卓一眼前一亮,惊喜道:“什么?”
“喏。”冯春生抬抬下巴,指着这只狼道:“他在偷偷养宠物。”
要不是怕打不过他,卓一真的要爆锤她一顿。这种气血翻涌哽在喉头的感觉,好像内伤攻心,随时会死。
“算了,差不多得了,我困了,想回去睡觉了。”冯春生打个呵欠,突然一跃,足尖轻踏狼头便跃出山洞。
卓一四下张望一番,由于洞内很深,光线委实太暗,他除却一团漆黑外什么也看不到。又担心冯春生真的先走了,自己又找不到回去的路,当下也只好放弃了查看的念头紧追其后。
母狼甩下幼崽,刚要嚎叫就被冯春生一拳爆头。“别瞎叫,待会儿唐欢回来了怎么办?”
卓一干瞪眼半晌,原本准备责备她率先而逃的话就这么咽了下去。这个少年,不按常理出牌啊。
两人在山路上告别,疏影横斜,月色皎洁。

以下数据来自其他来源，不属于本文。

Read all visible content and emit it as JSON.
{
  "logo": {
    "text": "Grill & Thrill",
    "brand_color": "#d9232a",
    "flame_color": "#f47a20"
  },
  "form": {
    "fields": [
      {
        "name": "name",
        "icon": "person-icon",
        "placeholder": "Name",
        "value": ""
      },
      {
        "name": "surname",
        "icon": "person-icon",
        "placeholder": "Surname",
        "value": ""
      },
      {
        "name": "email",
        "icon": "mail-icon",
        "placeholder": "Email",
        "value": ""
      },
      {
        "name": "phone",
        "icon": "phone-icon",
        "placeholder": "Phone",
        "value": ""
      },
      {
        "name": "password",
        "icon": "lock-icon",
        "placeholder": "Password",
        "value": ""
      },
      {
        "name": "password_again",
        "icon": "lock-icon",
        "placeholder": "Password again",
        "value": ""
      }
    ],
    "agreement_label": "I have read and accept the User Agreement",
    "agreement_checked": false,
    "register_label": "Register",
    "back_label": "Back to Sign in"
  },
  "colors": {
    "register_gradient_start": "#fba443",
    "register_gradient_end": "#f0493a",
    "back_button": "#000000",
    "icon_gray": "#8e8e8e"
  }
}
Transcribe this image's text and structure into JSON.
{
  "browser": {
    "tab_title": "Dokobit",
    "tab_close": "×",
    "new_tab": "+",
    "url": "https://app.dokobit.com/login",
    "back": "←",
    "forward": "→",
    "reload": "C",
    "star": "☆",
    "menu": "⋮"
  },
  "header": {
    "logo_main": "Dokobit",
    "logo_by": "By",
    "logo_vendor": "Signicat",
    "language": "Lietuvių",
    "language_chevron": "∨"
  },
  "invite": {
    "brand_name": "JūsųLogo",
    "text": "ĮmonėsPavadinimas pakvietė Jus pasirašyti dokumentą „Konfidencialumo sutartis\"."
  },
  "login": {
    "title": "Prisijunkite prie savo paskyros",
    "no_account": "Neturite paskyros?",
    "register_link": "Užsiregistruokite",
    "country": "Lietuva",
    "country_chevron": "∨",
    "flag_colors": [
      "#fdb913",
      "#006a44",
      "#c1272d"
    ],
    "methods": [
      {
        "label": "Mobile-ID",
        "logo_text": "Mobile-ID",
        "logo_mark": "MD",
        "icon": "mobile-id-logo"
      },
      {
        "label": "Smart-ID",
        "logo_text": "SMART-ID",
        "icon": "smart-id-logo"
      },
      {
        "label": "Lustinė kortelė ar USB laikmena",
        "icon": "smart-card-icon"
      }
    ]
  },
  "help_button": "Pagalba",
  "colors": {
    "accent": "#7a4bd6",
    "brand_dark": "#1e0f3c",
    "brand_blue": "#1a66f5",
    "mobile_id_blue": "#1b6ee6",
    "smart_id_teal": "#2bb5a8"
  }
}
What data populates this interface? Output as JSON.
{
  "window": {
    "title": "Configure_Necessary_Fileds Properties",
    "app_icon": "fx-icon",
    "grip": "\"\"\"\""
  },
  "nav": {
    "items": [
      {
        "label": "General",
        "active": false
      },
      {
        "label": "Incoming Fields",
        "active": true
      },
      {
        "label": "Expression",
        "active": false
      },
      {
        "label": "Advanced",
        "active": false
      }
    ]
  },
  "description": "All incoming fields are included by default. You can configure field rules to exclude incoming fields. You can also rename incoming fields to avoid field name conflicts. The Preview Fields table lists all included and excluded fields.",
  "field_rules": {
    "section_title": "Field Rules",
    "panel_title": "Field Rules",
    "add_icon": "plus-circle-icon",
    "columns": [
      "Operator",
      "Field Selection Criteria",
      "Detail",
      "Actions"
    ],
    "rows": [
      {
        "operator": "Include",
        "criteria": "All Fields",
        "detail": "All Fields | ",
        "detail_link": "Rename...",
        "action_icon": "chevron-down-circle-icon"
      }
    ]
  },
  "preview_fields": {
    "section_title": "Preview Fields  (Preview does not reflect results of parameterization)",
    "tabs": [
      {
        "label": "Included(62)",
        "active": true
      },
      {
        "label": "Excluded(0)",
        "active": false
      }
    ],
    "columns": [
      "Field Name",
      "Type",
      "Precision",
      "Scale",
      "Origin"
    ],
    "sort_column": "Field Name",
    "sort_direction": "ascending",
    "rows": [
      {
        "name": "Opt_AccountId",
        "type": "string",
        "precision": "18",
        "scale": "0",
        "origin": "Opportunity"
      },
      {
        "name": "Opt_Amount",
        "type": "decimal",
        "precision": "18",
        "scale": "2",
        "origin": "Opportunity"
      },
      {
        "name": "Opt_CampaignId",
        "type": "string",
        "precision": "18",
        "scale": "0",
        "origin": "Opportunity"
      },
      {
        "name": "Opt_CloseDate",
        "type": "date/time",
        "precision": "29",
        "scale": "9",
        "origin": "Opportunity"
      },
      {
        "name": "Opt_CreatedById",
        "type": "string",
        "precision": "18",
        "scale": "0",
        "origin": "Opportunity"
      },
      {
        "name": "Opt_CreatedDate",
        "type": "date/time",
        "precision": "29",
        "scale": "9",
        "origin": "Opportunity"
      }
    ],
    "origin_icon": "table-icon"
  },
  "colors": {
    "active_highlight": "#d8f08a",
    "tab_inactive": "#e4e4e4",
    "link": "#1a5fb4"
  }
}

卓一挥挥手,笑道:“终于可以大口呼吸了,方才在山洞里差点没把我熏死。”
冯春生提步的脚微微一顿,拾阶而上。忽地转身,两人隔着几步的落差,她道:“唐欢此人在江湖中的风评如何?”
“很怪异,武功高强。喜爱交友,性子爽朗,但总归是心狠手辣吧。不然唐寄也不会叛出后一直不敢露面了,对自己的堂兄弟姐妹,侄子婶子之类的,管束颇严厉。曾经血洗过一个庶系,原因不明。但,就像我以前说的那样,又很长情,发妻病故后就没有续娶。”卓一摸着下巴总结,“许是传的乱了,这么精分,神经病一个嘛。”